Synopsis: Coal production at Telangana’s Singareni Collieries Company Limited (SCCL) has declined over the past two financial years, falling from a peak of 70.02 million tonnes in 2023–24 to about 58 million tonnes in 2025–26. Heavy rainfall and other operational disruptions led to weaker dispatches, while delays in new projects meant overall production remained well below targets.
Coal production at Telangana’s Singareni Collieries Company Limited (SCCL) has registered a clear downturn over the past two financial years, with a marginal decline in FY 2024–25 followed by a much sharper fall in FY 2025–26, according to official data.
After steady growth in preceding years, SCCL’s output peaked at 70.02 million tonnes (MT) in FY 2023–24, slightly exceeding its target of 70 MT.
But the momentum did not sustain. Production slipped to 69.01 MT in FY 2024–25, a decline of 1.45 percent against a higher target of 72 MT, with the company achieving about 96 percent of its goal.
The situation worsened in FY 2025–26, the financial year ending 31 March 2026. Provisional figures show coal production dropped to around 58 MT, an approximate 16 percent decline from the previous year.

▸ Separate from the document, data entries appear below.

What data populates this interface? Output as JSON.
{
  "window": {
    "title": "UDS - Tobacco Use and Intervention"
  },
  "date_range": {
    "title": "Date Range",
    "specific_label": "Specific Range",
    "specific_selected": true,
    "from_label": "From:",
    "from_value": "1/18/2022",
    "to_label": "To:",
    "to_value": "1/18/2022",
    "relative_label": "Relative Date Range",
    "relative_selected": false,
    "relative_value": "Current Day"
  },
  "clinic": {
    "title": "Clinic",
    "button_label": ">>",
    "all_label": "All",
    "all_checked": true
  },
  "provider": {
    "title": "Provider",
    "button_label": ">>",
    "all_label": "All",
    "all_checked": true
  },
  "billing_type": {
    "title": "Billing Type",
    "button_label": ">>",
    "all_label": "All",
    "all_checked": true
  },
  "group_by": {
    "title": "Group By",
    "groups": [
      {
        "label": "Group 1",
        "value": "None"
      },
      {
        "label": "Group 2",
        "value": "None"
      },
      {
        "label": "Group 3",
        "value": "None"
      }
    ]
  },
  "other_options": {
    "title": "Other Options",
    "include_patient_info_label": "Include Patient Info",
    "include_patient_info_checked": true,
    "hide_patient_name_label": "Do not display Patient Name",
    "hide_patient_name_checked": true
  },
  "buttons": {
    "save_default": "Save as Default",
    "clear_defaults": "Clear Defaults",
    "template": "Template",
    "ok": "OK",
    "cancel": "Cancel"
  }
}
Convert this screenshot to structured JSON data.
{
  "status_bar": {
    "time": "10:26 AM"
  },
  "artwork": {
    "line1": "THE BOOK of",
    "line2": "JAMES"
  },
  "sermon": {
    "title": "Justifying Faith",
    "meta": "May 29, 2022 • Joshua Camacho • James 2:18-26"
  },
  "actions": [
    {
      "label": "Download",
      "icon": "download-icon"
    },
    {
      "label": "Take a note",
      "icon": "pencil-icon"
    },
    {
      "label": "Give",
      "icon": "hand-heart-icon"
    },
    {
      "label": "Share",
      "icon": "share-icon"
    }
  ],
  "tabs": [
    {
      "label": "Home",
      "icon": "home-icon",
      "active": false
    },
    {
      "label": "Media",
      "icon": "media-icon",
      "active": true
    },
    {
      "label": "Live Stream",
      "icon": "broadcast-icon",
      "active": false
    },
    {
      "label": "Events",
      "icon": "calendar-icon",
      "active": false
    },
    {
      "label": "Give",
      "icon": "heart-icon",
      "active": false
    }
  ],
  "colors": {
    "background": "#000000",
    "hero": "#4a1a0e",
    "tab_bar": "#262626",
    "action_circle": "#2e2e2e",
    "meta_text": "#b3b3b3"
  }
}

Against a target of 72 MT, this equals an achievement level of roughly 81 percent.
Data for the first ten months of FY 2025–26 had already signalled the downturn. SCCL produced 48.93 MT up to January 2026, compared with 53.73 MT in the same period in FY 2024–25, a drop of nearly 9 percent.
Monthly performance reports showed output trailing the previous year, pointing to a sustained slowdown rather than a temporary fluctuation.
Sources said dispatches—the quantity of coal lifted by customers—also weakened. In FY 2024–25, dispatches fell more sharply than production, dropping to 65.23 MT from 69.86 MT in the previous year.
The continued lag in FY 2025–26 shows subdued demand, which in turn shaped production planning as the company cut output to avoid excess stock.
The decline in SCCL’s production is due to a mix of operational disruptions, adverse weather and market factors rather than a single cause.
Heavy and prolonged rainfall was a major factor, particularly in the early months of FY 2025–26.
Unseasonal and extended monsoon conditions between May and July 2025 disrupted open-cast mining operations, which account for most of SCCL’s production.
Waterlogging and logistical constraints disrupted extraction and transport, leading to lower output during key months of the production cycle.
Market conditions also played a key role. A relative increase in SCCL coal prices, along with concerns over quality in some consignments, led several power plants and industrial consumers to shift to alternatives, including coal from Coal India Limited (CIL) and imports.
Reports say some consumers were reluctant to lift lower-grade coal, which added to inventory at SCCL. This forced the company to moderate production, particularly in FY 2024–25, and the trend continued into FY 2025–26.
Delays in commissioning new mining projects and constraints in existing ones limited SCCL’s ability to offset the decline.
Issues in developing new blocks, including the Naini coal block, and difficult geo-mining conditions slowed capacity expansion. Some mines posted strong output, but these gains did not cover the overall shortfall.
The broader industry shows similar pressure. India’s coal production growth stayed largely flat in calendar year 2025, with major producers hit by weather disruptions. In this context, SCCL’s decline mirrors a wider trend, but the impact is sharper due to combined supply and demand constraints.
Despite the dip, SCCL has reported strong performance in some areas, including higher underground output and better productivity in certain open-cast projects. But these gains have not translated into overall growth, as total production remains below both its recent peak and its targets.